[HN Gopher] Optuna - A Hyperparameter Optimization Framework
       ___________________________________________________________________
        
       Optuna - A Hyperparameter Optimization Framework
        
       Author : tosh
       Score  : 62 points
       Date   : 2024-04-06 08:26 UTC (14 hours ago)
        
 (HTM) web link (optuna.org)
 (TXT) w3m dump (optuna.org)
        
       | jgalt212 wrote:
       | I'd be curious to check this out. Our shop has a strong bias for
       | models with the least number of hyperparameters.
       | 
       | I will pass along to our ML people.
        
       | gillesjacobs wrote:
       | I have extensively tested Optuna and Weights and Biases (WandB)
       | for hyperparameter tuning on multiple task-specific transformer
       | models back in 2020.
       | 
       | Optuna lost out by a long mile back then in feature parity and
       | dashboarding. Optuna did not have hyperband optimization which
       | was and still is one of the best search algos for hyperopt.

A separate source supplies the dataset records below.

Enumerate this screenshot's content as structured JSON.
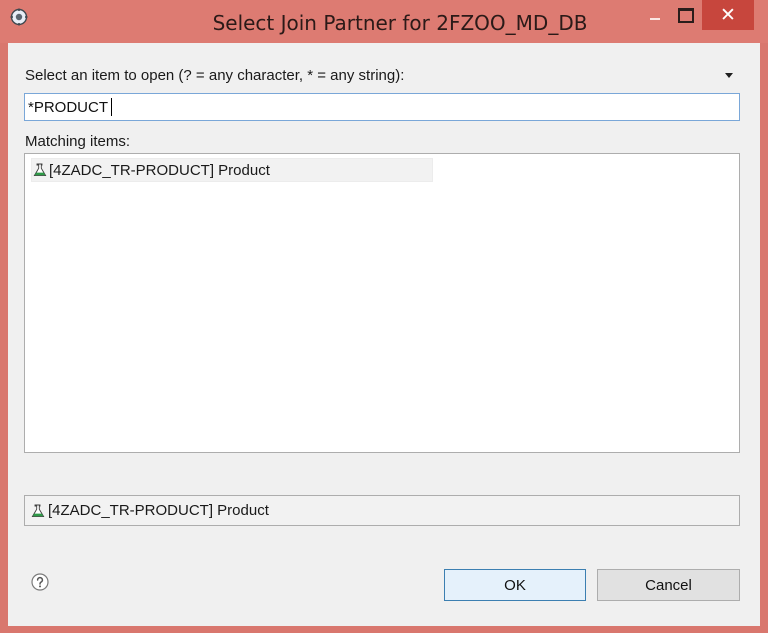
{
  "window": {
    "title": "Select Join Partner for 2FZOO_MD_DB",
    "close_glyph": "✕"
  },
  "dialog": {
    "prompt": "Select an item to open (? = any character, * = any string):",
    "search_value": "*PRODUCT",
    "matching_label": "Matching items:",
    "items": [
      {
        "icon": "flask-icon",
        "label": "[4ZADC_TR-PRODUCT] Product"
      }
    ],
    "detail": {
      "icon": "flask-icon",
      "label": "[4ZADC_TR-PRODUCT] Product"
    }
  },
  "buttons": {
    "ok": "OK",
    "cancel": "Cancel"
  },
  "colors": {
    "titlebar": "#dd7b72",
    "close": "#c7463d",
    "focus_border": "#7aa7d8"
  }
}
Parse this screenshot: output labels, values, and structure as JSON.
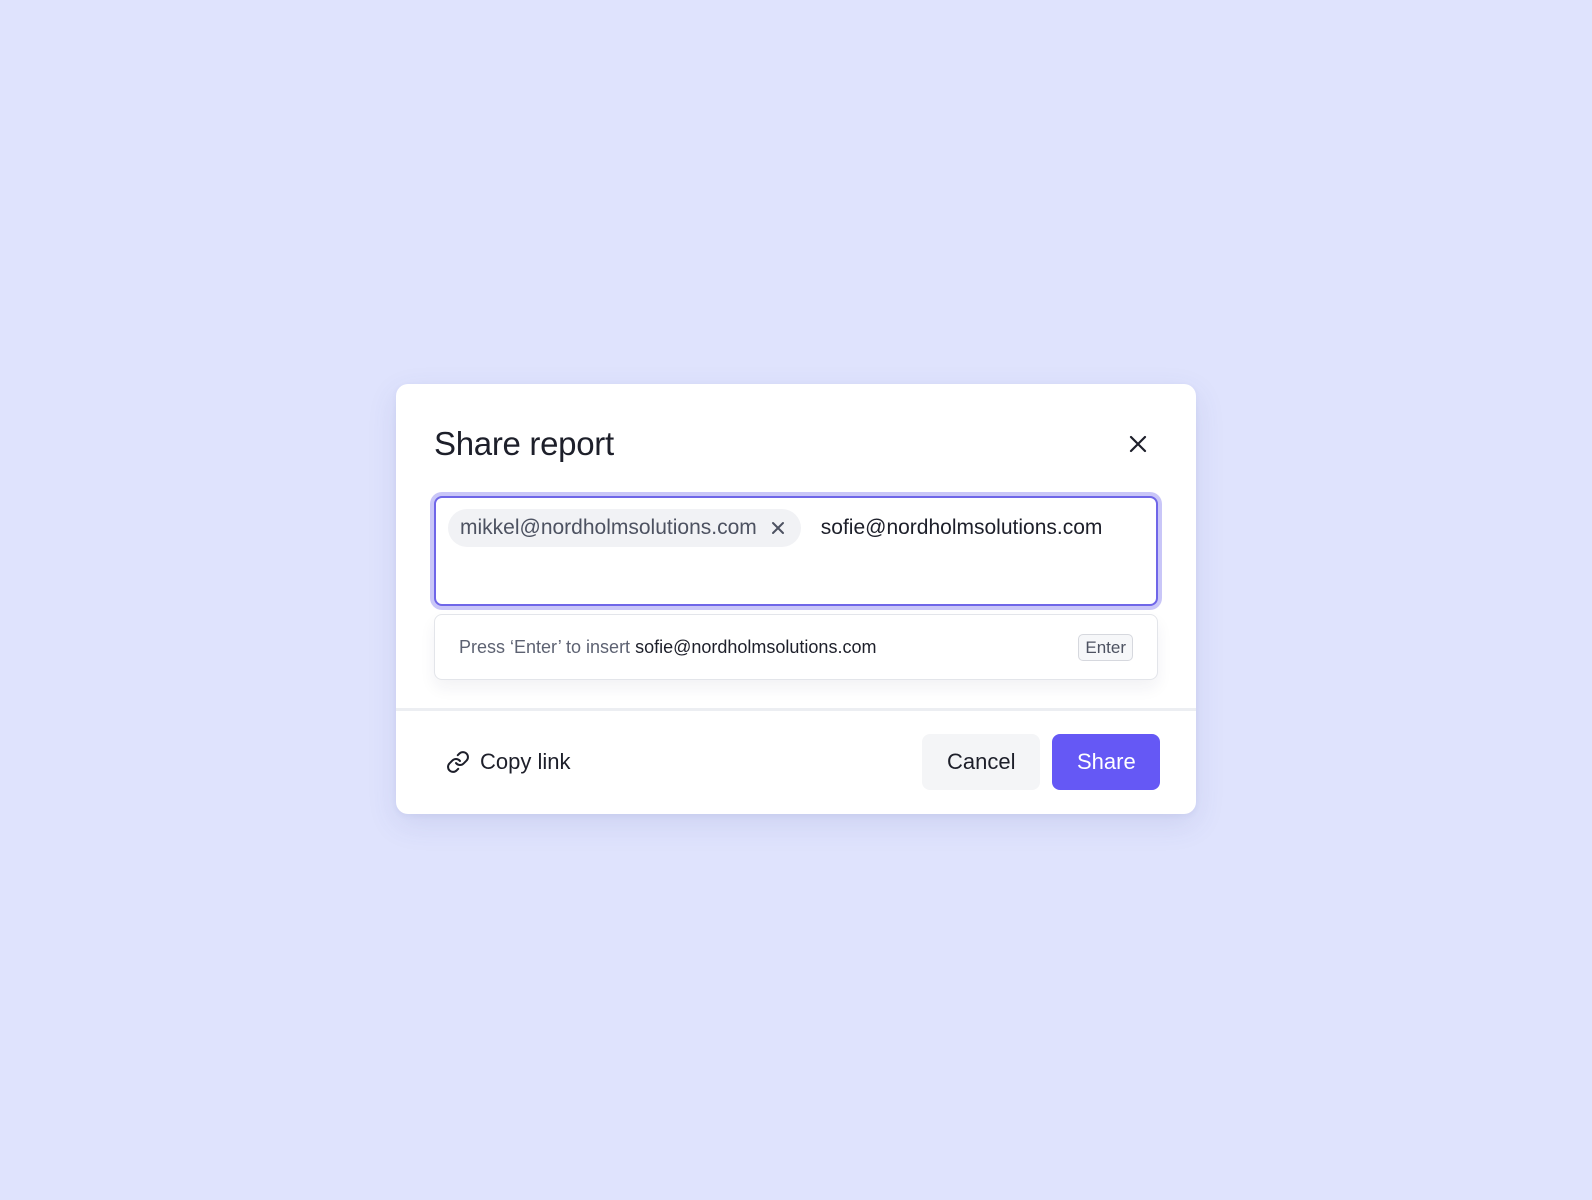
{
  "modal": {
    "title": "Share report",
    "close_icon": "close-icon"
  },
  "recipients": {
    "chips": [
      {
        "email": "mikkel@nordholmsolutions.com",
        "remove_icon": "close-icon"
      }
    ],
    "input_value": "sofie@nordholmsolutions.com"
  },
  "suggestion": {
    "prefix": "Press ‘Enter’ to insert ",
    "email": "sofie@nordholmsolutions.com",
    "key_hint": "Enter"
  },
  "footer": {
    "copy_link_icon": "link-icon",
    "copy_link_label": "Copy link",
    "cancel_label": "Cancel",
    "share_label": "Share"
  },
  "colors": {
    "page_background": "#dfe3fd",
    "accent": "#6558f5",
    "focus_border": "#6f66e8"
  }
}
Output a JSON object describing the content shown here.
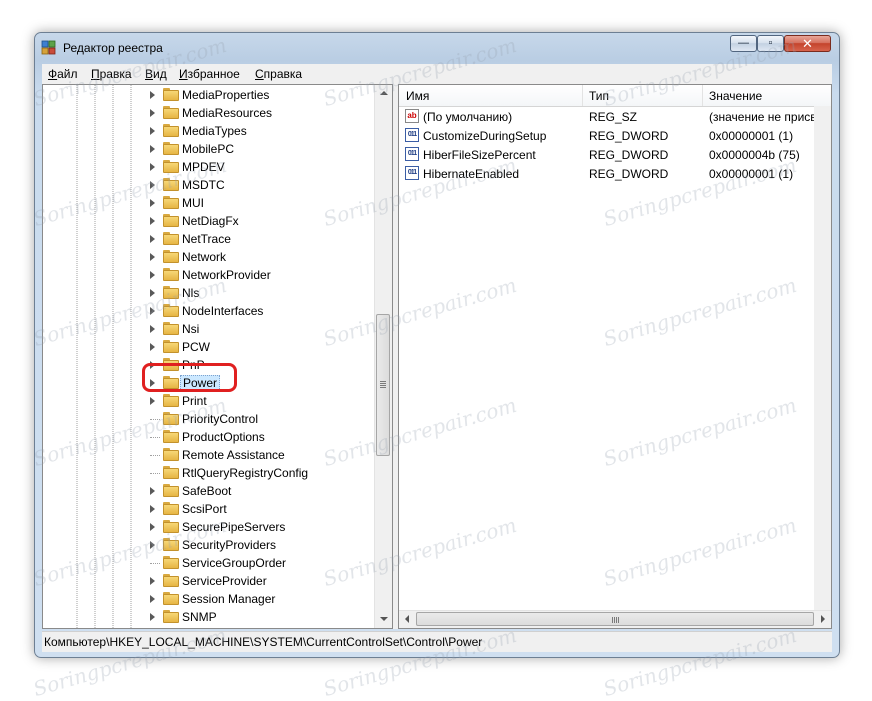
{
  "window": {
    "title": "Редактор реестра",
    "controls": {
      "minimize": "—",
      "maximize": "▫",
      "close": "✕"
    }
  },
  "menu": [
    {
      "underline": "Ф",
      "rest": "айл"
    },
    {
      "underline": "П",
      "rest": "равка"
    },
    {
      "underline": "В",
      "rest": "ид"
    },
    {
      "underline": "И",
      "rest": "збранное"
    },
    {
      "underline": "С",
      "rest": "правка"
    }
  ],
  "tree": {
    "items": [
      {
        "label": "MediaProperties",
        "expandable": true
      },
      {
        "label": "MediaResources",
        "expandable": true
      },
      {
        "label": "MediaTypes",
        "expandable": true
      },
      {
        "label": "MobilePC",
        "expandable": true
      },
      {
        "label": "MPDEV",
        "expandable": true
      },
      {
        "label": "MSDTC",
        "expandable": true
      },
      {
        "label": "MUI",
        "expandable": true
      },
      {
        "label": "NetDiagFx",
        "expandable": true
      },
      {
        "label": "NetTrace",
        "expandable": true
      },
      {
        "label": "Network",
        "expandable": true
      },
      {
        "label": "NetworkProvider",
        "expandable": true
      },
      {
        "label": "Nls",
        "expandable": true
      },
      {
        "label": "NodeInterfaces",
        "expandable": true
      },
      {
        "label": "Nsi",
        "expandable": true
      },
      {
        "label": "PCW",
        "expandable": true
      },
      {
        "label": "PnP",
        "expandable": true
      },
      {
        "label": "Power",
        "expandable": true,
        "selected": true
      },
      {
        "label": "Print",
        "expandable": true
      },
      {
        "label": "PriorityControl",
        "expandable": false
      },
      {
        "label": "ProductOptions",
        "expandable": false
      },
      {
        "label": "Remote Assistance",
        "expandable": false
      },
      {
        "label": "RtlQueryRegistryConfig",
        "expandable": false
      },
      {
        "label": "SafeBoot",
        "expandable": true
      },
      {
        "label": "ScsiPort",
        "expandable": true
      },
      {
        "label": "SecurePipeServers",
        "expandable": true
      },
      {
        "label": "SecurityProviders",
        "expandable": true
      },
      {
        "label": "ServiceGroupOrder",
        "expandable": false
      },
      {
        "label": "ServiceProvider",
        "expandable": true
      },
      {
        "label": "Session Manager",
        "expandable": true
      },
      {
        "label": "SNMP",
        "expandable": true
      }
    ]
  },
  "list": {
    "headers": {
      "name": "Имя",
      "type": "Тип",
      "value": "Значение"
    },
    "rows": [
      {
        "icon": "ab",
        "icon_name": "string-value-icon",
        "name": "(По умолчанию)",
        "type": "REG_SZ",
        "value": "(значение не присвоено)"
      },
      {
        "icon": "011",
        "icon_name": "dword-value-icon",
        "name": "CustomizeDuringSetup",
        "type": "REG_DWORD",
        "value": "0x00000001 (1)"
      },
      {
        "icon": "011",
        "icon_name": "dword-value-icon",
        "name": "HiberFileSizePercent",
        "type": "REG_DWORD",
        "value": "0x0000004b (75)"
      },
      {
        "icon": "011",
        "icon_name": "dword-value-icon",
        "name": "HibernateEnabled",
        "type": "REG_DWORD",
        "value": "0x00000001 (1)"
      }
    ]
  },
  "status": {
    "path": "Компьютер\\HKEY_LOCAL_MACHINE\\SYSTEM\\CurrentControlSet\\Control\\Power"
  },
  "watermark": "Soringpcrepair.com",
  "colors": {
    "selection": "#cce8ff",
    "highlight_ring": "#e02020",
    "folder": "#f7d777"
  }
}
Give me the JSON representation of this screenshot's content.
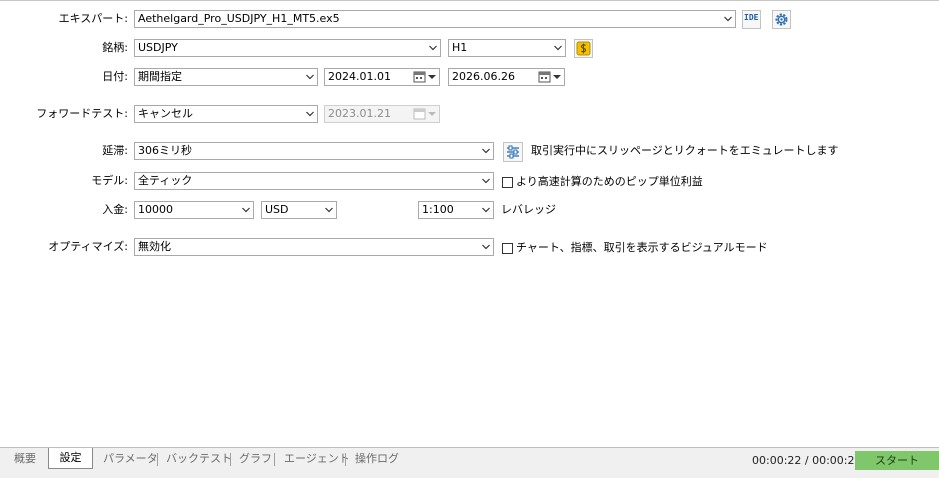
{
  "form": {
    "expert_label": "エキスパート:",
    "expert_value": "Aethelgard_Pro_USDJPY_H1_MT5.ex5",
    "ide_label": "IDE",
    "symbol_label": "銘柄:",
    "symbol_value": "USDJPY",
    "timeframe_value": "H1",
    "date_label": "日付:",
    "date_mode_value": "期間指定",
    "date_from": "2024.01.01",
    "date_to": "2026.06.26",
    "forward_label": "フォワードテスト:",
    "forward_value": "キャンセル",
    "forward_date": "2023.01.21",
    "delay_label": "延滞:",
    "delay_value": "306ミリ秒",
    "delay_desc": "取引実行中にスリッページとリクォートをエミュレートします",
    "model_label": "モデル:",
    "model_value": "全ティック",
    "model_check_label": "より高速計算のためのピップ単位利益",
    "deposit_label": "入金:",
    "deposit_value": "10000",
    "currency_value": "USD",
    "leverage_value": "1:100",
    "leverage_label": "レバレッジ",
    "optimize_label": "オプティマイズ:",
    "optimize_value": "無効化",
    "visual_check_label": "チャート、指標、取引を表示するビジュアルモード"
  },
  "tabs": [
    {
      "label": "概要"
    },
    {
      "label": "設定"
    },
    {
      "label": "パラメータ"
    },
    {
      "label": "バックテスト"
    },
    {
      "label": "グラフ"
    },
    {
      "label": "エージェント"
    },
    {
      "label": "操作ログ"
    }
  ],
  "footer": {
    "timer": "00:00:22 / 00:00:22",
    "start_label": "スタート"
  },
  "colors": {
    "start_button": "#7fc76a",
    "coin_icon": "#f2c200"
  }
}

It
       | looks like it is possible to implement hyperband yourself now,
       | but in the loosely coupled architecture between Sampler and
       | Pruner it's a bit baroque [1].
       | 
       | Anyway back then it was clear WandB was the far superior choice
       | for features, ease of use, experiment tracking and dashboarding.
       | We went with WandB for our lab.
       | 
       | Could be Optuna caught up, but WandB has seen significant
       | development too. Looking at their dashboard docs, it looks meagre
       | compared to what you can do with WandB.
       | 
       | 1. https://tech.preferred.jp/en/blog/how-we-implement-
       | hyperband...
        
         | zwaps wrote:
         | sadly, w&B means you have to upload it to the cloud, which is
         | not possible in every case :(
        
           | michaelmior wrote:
           | What is the "it" you're referring to? You don't need to
           | upload your model or the weights. You do need to upload the
           | hyperparameters you're optimizing and your target values, but
           | those seem unlikely to be sensitive. (Although I'm sure there
           | are still some legitimate reasons why someone might not want
           | to do so.)
        
           | gillesjacobs wrote:
           | You need to upload your time series (loss, performance
           | metrics) to the cloud. Not your weights or models.
           | 
           | Reliance on cloud services is a legitimate worry though for
           | privacy, IP, process control, reliability, etc.
           | 
           | The comparison between Optuna and WandB was not apples to
           | apples. Optuna is completely self-hosted and local. It also
           | focuses on hyperopt narrowly with flexible design unlike
           | WandB that now assumes to be capture a large part of cloud-
           | based MLOPS workflow.
           | 
           | It would be more fair to compare Optuna to Hyperopt. And I
           | think Optuna was the better choice there, but I did simple
           | PoCing and have no strong opinions.
        
         | tkellogg wrote:
         | looks like they have it now
         | 
         | https://optuna.readthedocs.io/en/stable/reference/generated/...
        
         | 3abiton wrote:
         | When did you do this test? I am curious about the current
         | performance gap.
        
       | ansgri wrote:
       | Used it for general blackbox optimization some 3 years ago,
       | switched to it from comparatively ancient NOMAD [1]. Worked well
       | and easy enough to suggest it as a default choice for similar
       | problems at the time.
       | 
       | [1] https://www.gerad.ca/en/software/nomad/
        
       | nickpsecurity wrote:
       | Another thing you can do is try to optimize hyper parameters with
       | techniques that have fewer or easier hyper parameters. I found
       | several papers where people were using either simulated annealing
       | or differential evolution to optimize the NN's themselves or the
       | hyperparameters. Some claimed to get good results but with
       | higher, computational cost for that component.
       | 
       | I think even a simple NN with few layers could probably pull it
       | off if you already had categorized the types of data you were
       | training the main model with.
        
       | bbstats wrote:
       | HEBO >>>> everything else
        
       ___________________________________________________________________
       (page generated 2024-04-06 23:01 UTC)